Negli anni d’oro le 96 aziende del distretto calzaturiero di Casarano davano lavoro a 7.352 persone (fonte: “Analisi del settore calzaturiero nel Sud Salento” a cura di G. Napoletano, 1998).
Cioè 7.352 famiglie che a casa, tra una chiacchiera e un occhio ai compiti dei bambini, si riunivano sull’uscio o nelle corti per “infilare”, cioè cucire a mano le tomaie o impreziosirle con passamanerie e lustrini. Lavoravano anche in nero, e arrotondavano lo stipendio.
Ma negli ultimi 15 anni quegli operai hanno visto assottigliarsi sempre più le fila del loro esercito. Intorno a loro le aziende chiudevano e i loro compagni perdevano lo stipendio sicuro. Ma mai una protesta forte, eclatante.
Oggi, gli operai dell’Adelchi rompono il silenzio, salgono sul tetto, occupano la fabbrica.
Siamo ad un punto di non ritorno.
E’ venuta fuori, forte, la voce dei lavoratori, come dagli anni Settanta ad oggi è successo nelle grandi aziende del Nord.
Come più di 55 anni fa successe anche qui, nel Salento, quando i contadini delle terre d’Arneo salirono sugli alberi per protestare contro i padroni del latifondo.
Ieri salirono sugli alberi, oggi i loro figli salgono sui tetti.
Quei figli nati proprio negli anni Cinquanta, Sessanta, quando le terre venivano occupate dai loro padri e le prime fabbriche del settore Tac nascevano. Si chiudeva, allora, un’epoca costruita dai braccianti che hanno dedicato le loro vite ad accrescere la ricchezza dei latifondisti.

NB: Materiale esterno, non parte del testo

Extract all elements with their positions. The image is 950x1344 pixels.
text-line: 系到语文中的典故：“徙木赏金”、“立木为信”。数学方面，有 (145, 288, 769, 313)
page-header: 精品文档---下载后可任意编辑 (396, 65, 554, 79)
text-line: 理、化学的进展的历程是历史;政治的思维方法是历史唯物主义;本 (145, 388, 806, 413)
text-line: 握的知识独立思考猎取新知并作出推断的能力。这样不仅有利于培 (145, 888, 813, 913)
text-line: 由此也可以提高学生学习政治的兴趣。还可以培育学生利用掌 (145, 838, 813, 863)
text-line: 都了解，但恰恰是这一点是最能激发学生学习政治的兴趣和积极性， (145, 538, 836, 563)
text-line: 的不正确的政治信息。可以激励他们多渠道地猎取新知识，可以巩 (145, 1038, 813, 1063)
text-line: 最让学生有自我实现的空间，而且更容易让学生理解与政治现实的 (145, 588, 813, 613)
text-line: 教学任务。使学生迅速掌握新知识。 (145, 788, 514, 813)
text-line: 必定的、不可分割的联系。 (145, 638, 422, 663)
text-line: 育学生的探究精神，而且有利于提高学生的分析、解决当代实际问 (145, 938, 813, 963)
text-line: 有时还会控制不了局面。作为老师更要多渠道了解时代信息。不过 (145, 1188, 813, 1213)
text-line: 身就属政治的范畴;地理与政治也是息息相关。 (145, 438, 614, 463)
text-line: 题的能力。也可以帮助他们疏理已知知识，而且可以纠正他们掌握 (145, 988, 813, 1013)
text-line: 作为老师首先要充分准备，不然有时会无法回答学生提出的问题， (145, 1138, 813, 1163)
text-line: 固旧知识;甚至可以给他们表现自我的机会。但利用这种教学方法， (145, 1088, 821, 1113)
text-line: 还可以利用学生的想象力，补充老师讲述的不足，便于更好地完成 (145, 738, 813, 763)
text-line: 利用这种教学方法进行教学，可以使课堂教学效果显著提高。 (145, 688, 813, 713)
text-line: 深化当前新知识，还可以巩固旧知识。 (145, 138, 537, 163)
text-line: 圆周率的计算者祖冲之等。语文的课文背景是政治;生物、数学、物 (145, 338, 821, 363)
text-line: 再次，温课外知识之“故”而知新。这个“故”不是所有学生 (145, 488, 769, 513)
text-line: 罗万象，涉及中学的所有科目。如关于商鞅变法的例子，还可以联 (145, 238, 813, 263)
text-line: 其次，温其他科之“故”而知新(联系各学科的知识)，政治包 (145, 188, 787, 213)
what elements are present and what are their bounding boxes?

Si apriva un’epoca, allora, quella della nascita del settore Tac, che ha portato benessere diffuso all’intero Salento e che ha avuto origine proprio a Casarano, nel 1948, quando fu fondata la Filanto.

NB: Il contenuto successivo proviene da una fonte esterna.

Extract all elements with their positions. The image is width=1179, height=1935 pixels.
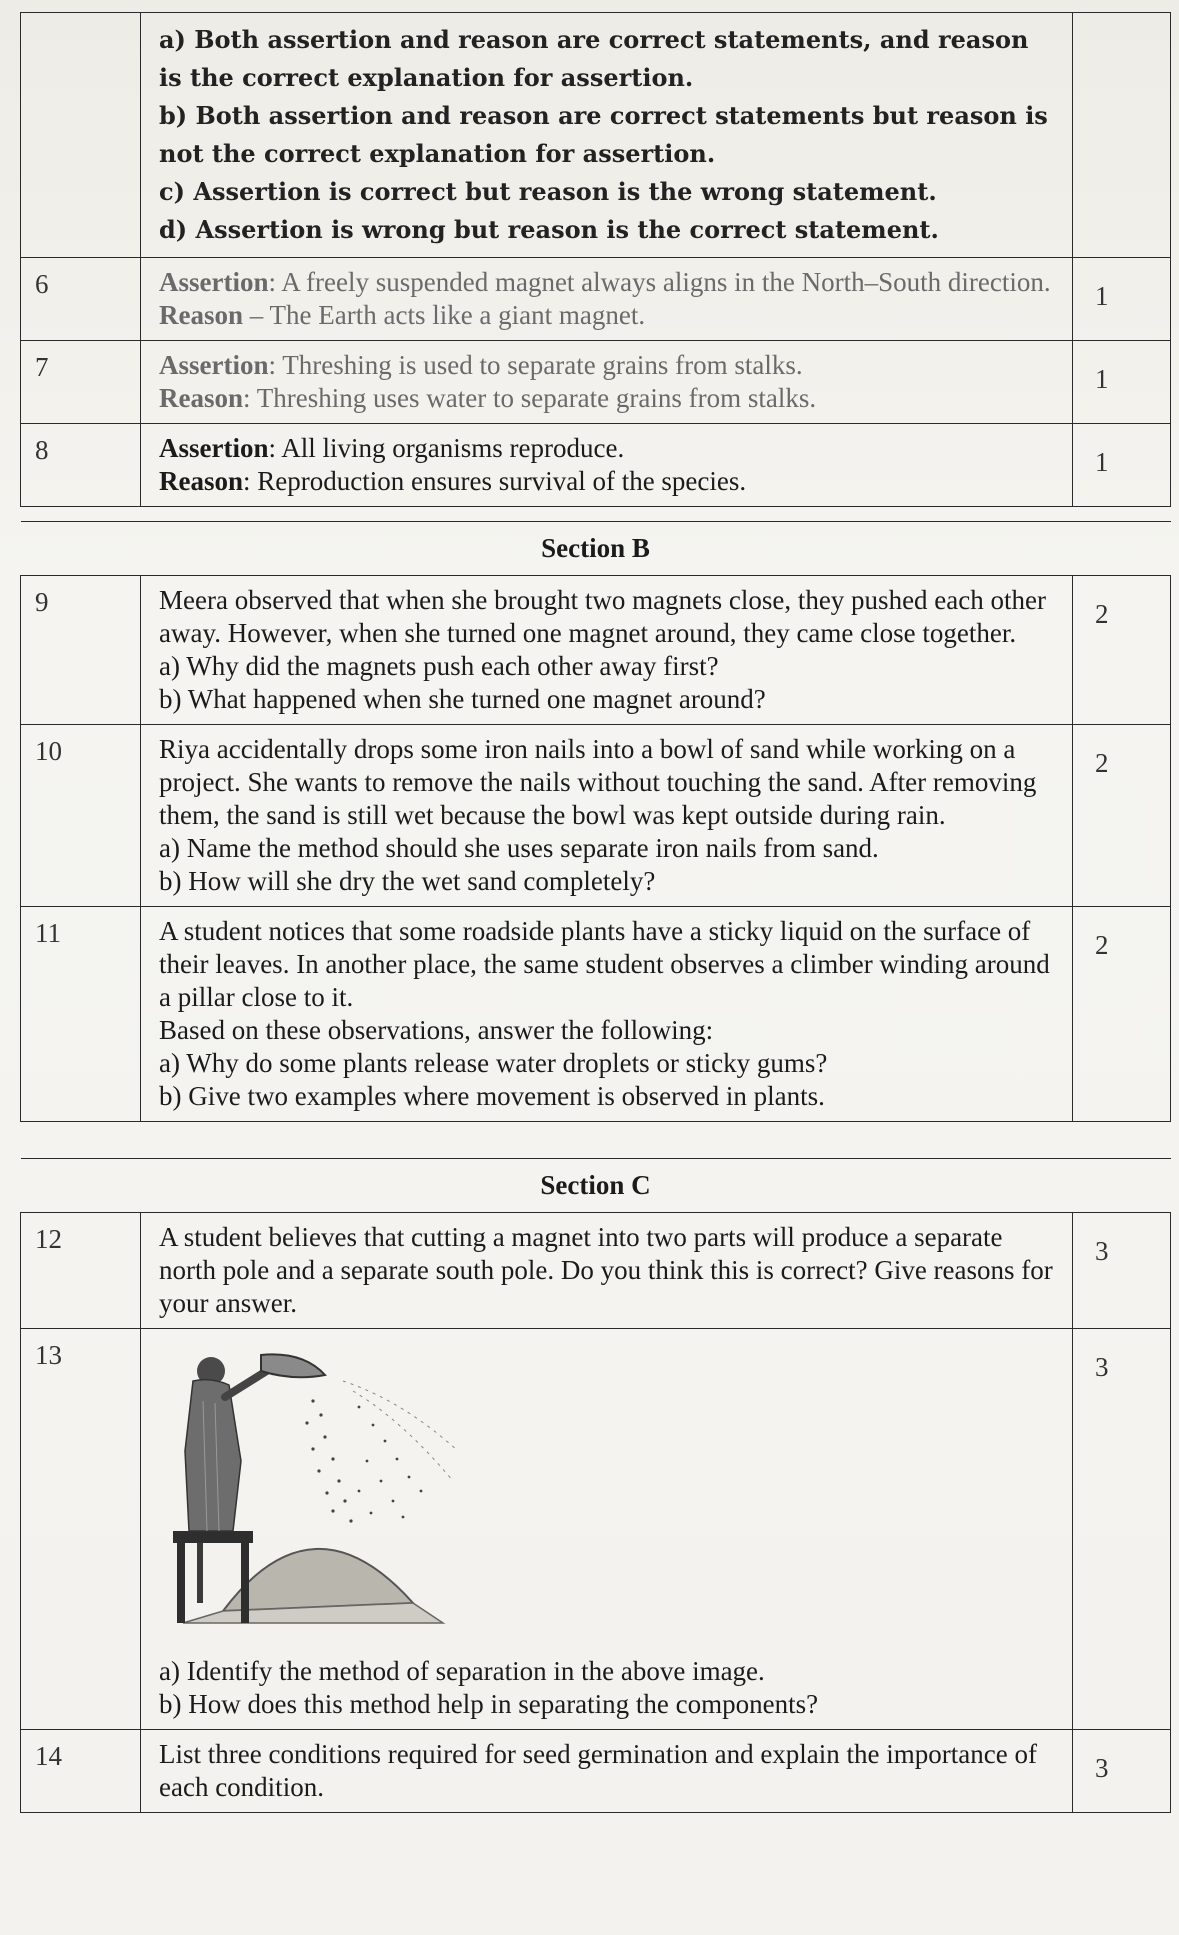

La presa di coscienza di quegli operai sui tetti segna un punto di svolta: riavranno il loro lavoro, ci auguriamo, ma l’intera economia legata alla ricchezza che ruotava attorno al settore Tac dovrà riuscire a ripensarsi, come dicono gli esperti, a riposizionarsi, partendo dalla valorizzazione di marchi propri. E’ la fine di un’epoca e, speriamo, l’inizio di una nuova.